This is the first time in my entire life that I have made a Gingerbread House. Ever. I know - even Jill didn't believe me when I told her. Apparently she's made several over the years. Humph.
In honor of our adventure here in Massachusetts I wanted to make the house just like our house here in Concord - a cozy little Cape Cod. I love how it turned out - dormer windows, evergreen garland and all!
I have to say, I have a lot of respect for anyone that has made a gingerbread house before... it was tougher than I'd anticipated! Mike helped me assemble it - and let's just say, it is not like the pieces fit together like a snug puzzle. I had to keep reminding myself that it was a cookie, not a carpentry project. Small gaps and holes in the seams (and one cracked wall...) were not that big of a deal. It is a cookie!
Here is my photo documentation of the entire process. I used Martha Stewart's recipe for the gingerbread dough. It is different than a typical cookie dough- tougher with very little rise in the baking, which is important because you don't want the pieces of dough to change shape or size.
I created templates of all of the pieces I'd need. Measuring and cutting straight lines are very important.

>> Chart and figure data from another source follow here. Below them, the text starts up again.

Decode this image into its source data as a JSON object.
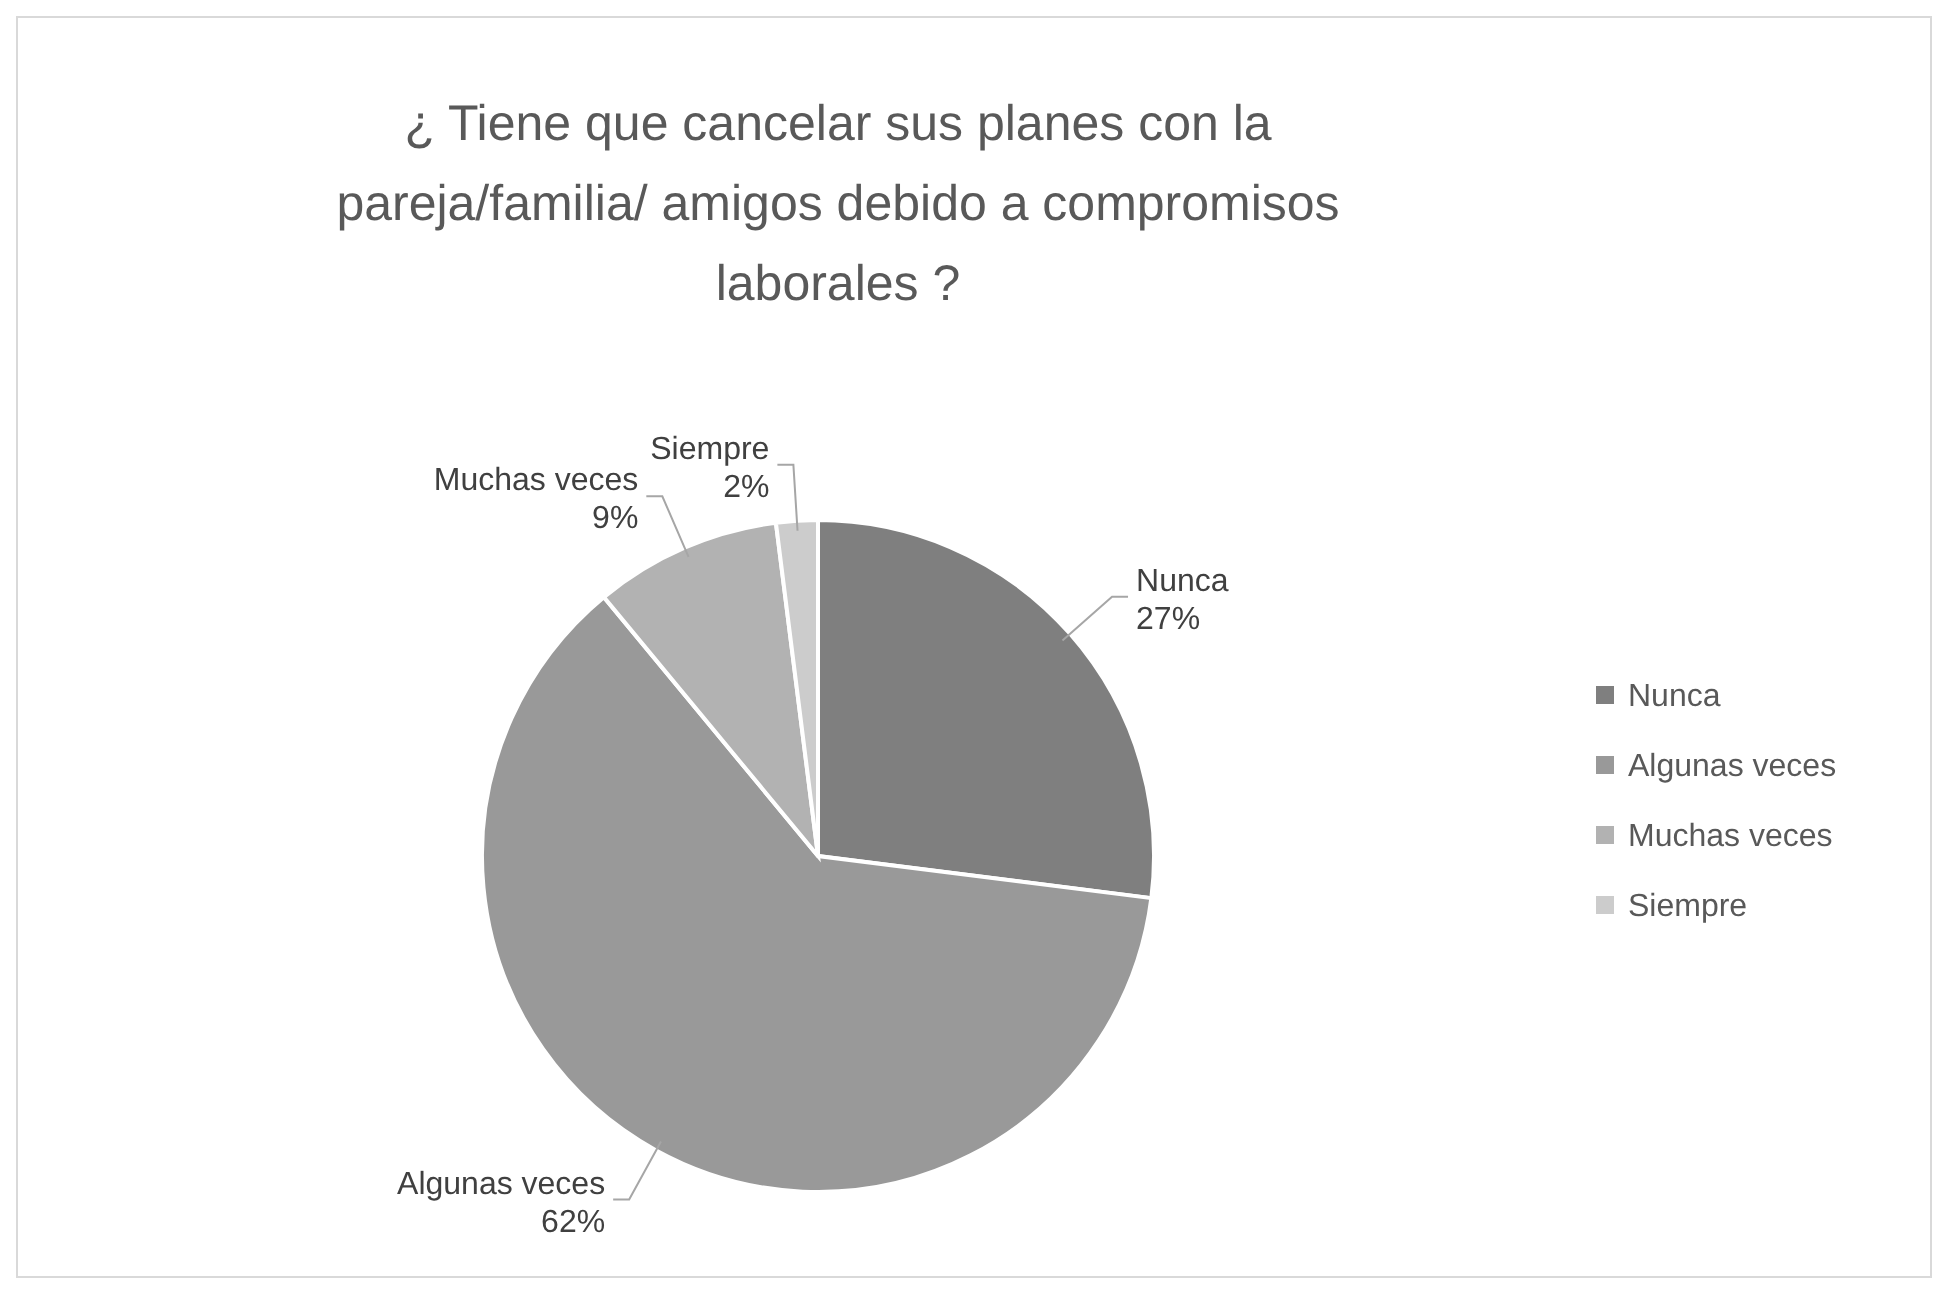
{
  "chart_data": {
    "type": "pie",
    "title": "¿ Tiene que cancelar sus planes con la pareja/familia/ amigos debido a compromisos laborales ?",
    "categories": [
      "Nunca",
      "Algunas veces",
      "Muchas veces",
      "Siempre"
    ],
    "values": [
      27,
      62,
      9,
      2
    ],
    "colors": [
      "#7f7f7f",
      "#999999",
      "#b2b2b2",
      "#cccccc"
    ],
    "value_labels": [
      "27%",
      "62%",
      "9%",
      "2%"
    ],
    "legend": "right"
  }
}
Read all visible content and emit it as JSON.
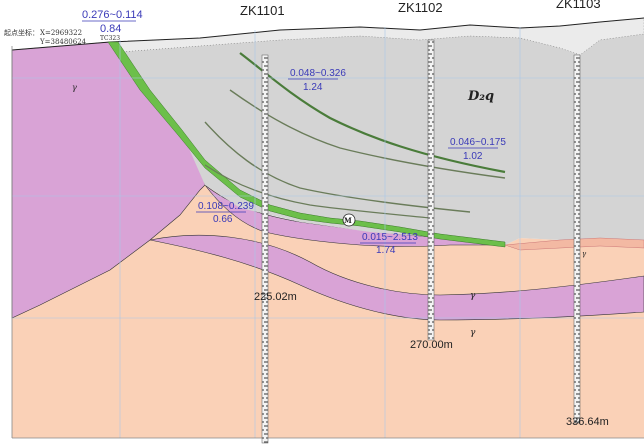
{
  "boreholes": [
    {
      "id": "zk1101",
      "label": "ZK1101"
    },
    {
      "id": "zk1102",
      "label": "ZK1102"
    },
    {
      "id": "zk1103",
      "label": "ZK1103"
    }
  ],
  "origin": {
    "title": "起点坐标：",
    "x": "X=2969322",
    "y": "Y=38480624"
  },
  "header_sample": {
    "top": "0.276~0.114",
    "bottom": "0.84",
    "code": "TC323"
  },
  "formations": {
    "devonian": "D₂q",
    "granite": "γ"
  },
  "depths": [
    {
      "id": "zk1101",
      "label": "225.02m"
    },
    {
      "id": "zk1102",
      "label": "270.00m"
    },
    {
      "id": "zk1103",
      "label": "336.64m"
    }
  ],
  "samples": [
    {
      "id": "s1",
      "range": "0.048~0.326",
      "thickness": "1.24"
    },
    {
      "id": "s2",
      "range": "0.046~0.175",
      "thickness": "1.02"
    },
    {
      "id": "s3",
      "range": "0.108~0.239",
      "thickness": "0.66"
    },
    {
      "id": "s4",
      "range": "0.015~2.513",
      "thickness": "1.74"
    }
  ],
  "ore_body": "M",
  "colors": {
    "limestone": "#d4d4d4",
    "granite_purple": "#d9a3d6",
    "granite_peach": "#fad1b7",
    "ore_green": "#6cbf4a",
    "annotation_blue": "#3a3ab8"
  }
}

Here are all of my pieces ready to go.
I highly recommend rolling the dough out onto your silpat baking liners or parchment paper, then placing that liner or paper directly onto the baking sheet. If you roll out the dough onto the counter, then try to move it, your cut outs will distort and change size and shape. Even the smallest difference can mean a big hole in your house!
I rolled the dough out onto the silpat, then cut around my template. I put the silpat directly onto a baking sheet, then into the oven.

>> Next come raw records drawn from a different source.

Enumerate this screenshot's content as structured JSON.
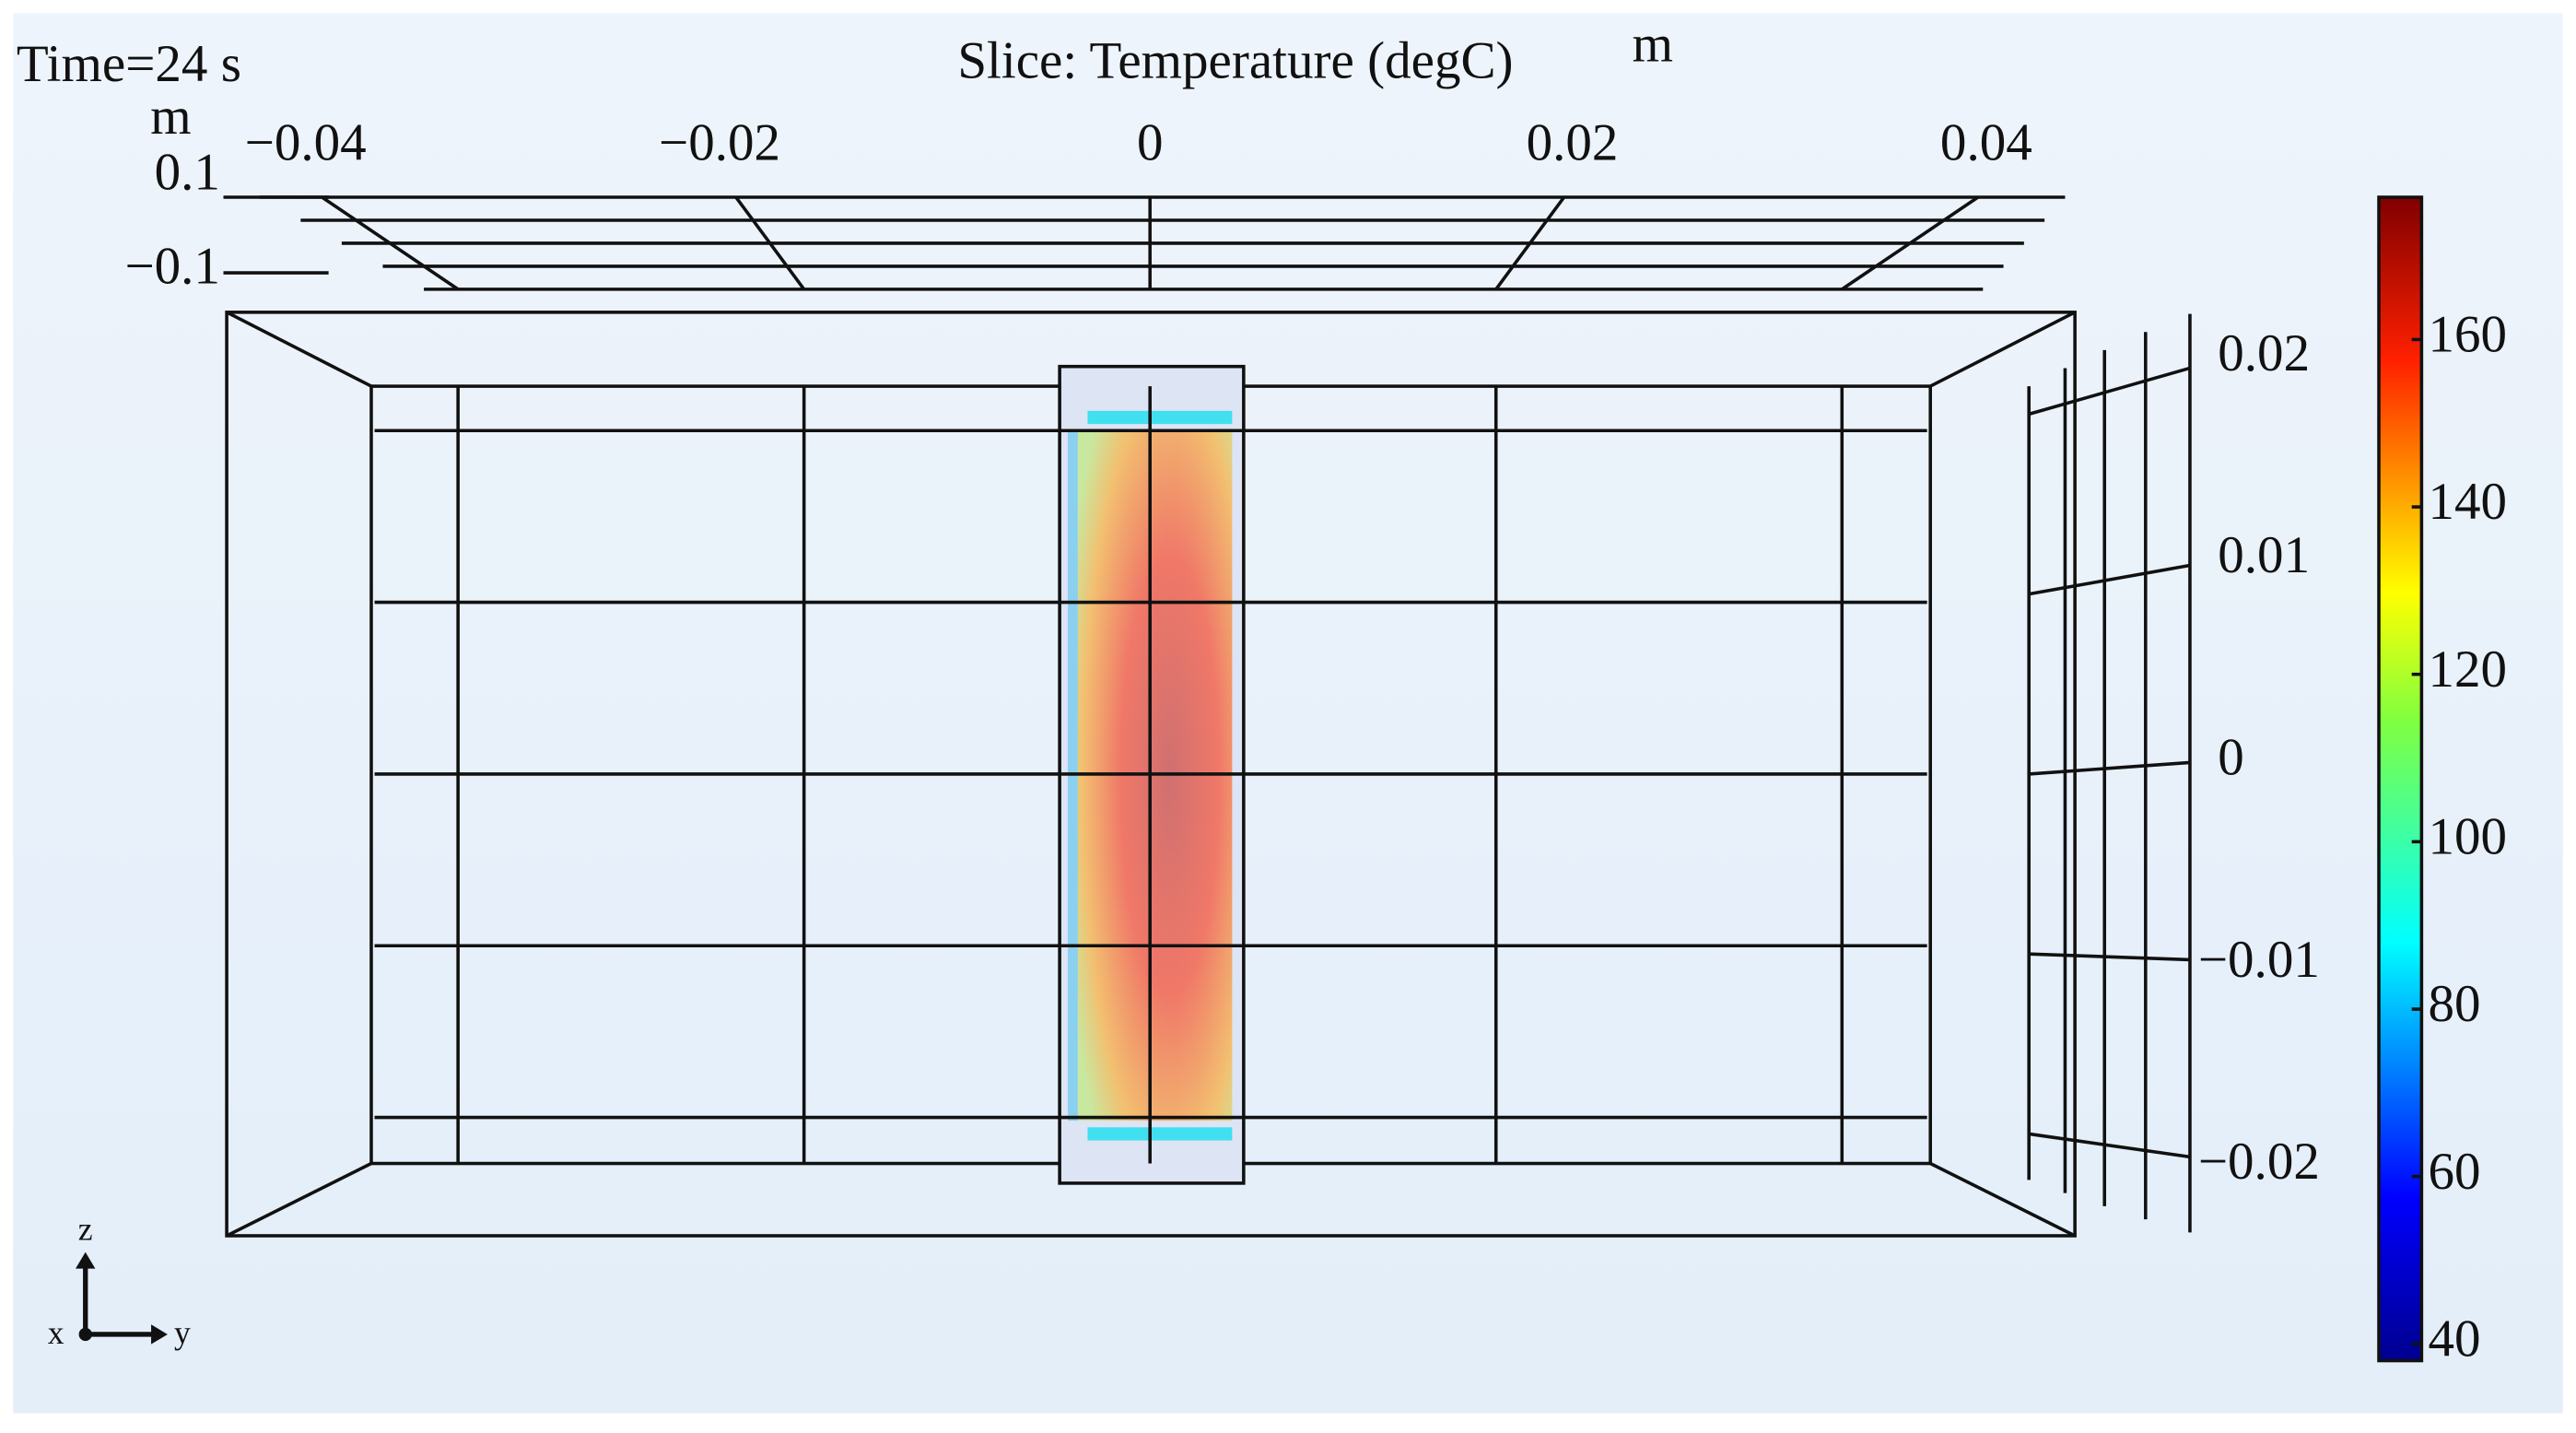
{
  "chart_data": {
    "type": "slice",
    "title": "Slice: Temperature (degC)",
    "time_label": "Time=24 s",
    "y_unit": "m",
    "x_unit": "m",
    "yticks": [
      {
        "value": -0.04,
        "label": "−0.04"
      },
      {
        "value": -0.02,
        "label": "−0.02"
      },
      0,
      0.02,
      0.04
    ],
    "xticks": [
      0.1,
      {
        "value": -0.1,
        "label": "−0.1"
      }
    ],
    "zticks": [
      0.02,
      0.01,
      0,
      {
        "value": -0.01,
        "label": "−0.01"
      },
      {
        "value": -0.02,
        "label": "−0.02"
      }
    ],
    "clim": [
      38,
      177
    ],
    "cticks": [
      40,
      60,
      80,
      100,
      120,
      140,
      160
    ],
    "triad": [
      "z",
      "x",
      "y"
    ]
  }
}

After the cookies had baked and cooled, I decorated them with royal icing. I learned something new, again. I would have thought the decorating should be done after assembled, but it was so much easier to make straight lines on the pieces before they were put together as a house.
These are the front and the back pieces. I did a trial run on the back so it would be perfect for the front. I knew that where I planned to display the house - no one would see the back! I modeled the door off of some of the colonial homes we saw in Deerfield, Ma. a few weeks ago.
The sides. I think the 'snow' in the windows adds some personality to the home.
I shingled the roof pieces with a 'brick' pattern. The two dormer windows got a snow swept look, too.
These were the other pieces that I needed for the dormers... they were a little complicated to create!
I used little pieces of cedar greenery to create a garland around the front door. I attached it with my Royal Icing 'glue'.
What a cozy little cottage! Now for the snow...
I made a small batch of Swiss Meringue to create pillowy snow drifts around the house. I put the meringue in a pastry bag, then cut a very large hole to pipe it out of.
4 egg whites
1 cup of sugar
1 pinch of cream of tarter
In the top bowl of a double boiler (glass bowl sitting on a sauce pan with simmering water), whisk together egg whites, sugar and cream of tarter. Cook mixture in the double boiler over medium low heat for 3-5 minutes, or until sugar has dissolved. If you rub the mixture between your fingers, you should be able to tell if the sugar has dissolved.
Transfer the mixture to your kitchen aid fitted with the whisk attachment. Whisk on high for 7-10 minutes. The mixture will cool and froth into a thick meringue as it whips.
I tried to make it look wind blown and natural.
I LOVE meringue.
Finally, I sprinkled powdered sugar on the meringue and the house for that 'fresh' dusted snow look!
Do you dare try to make a gingerbread house this year? What are your secrets and tips!?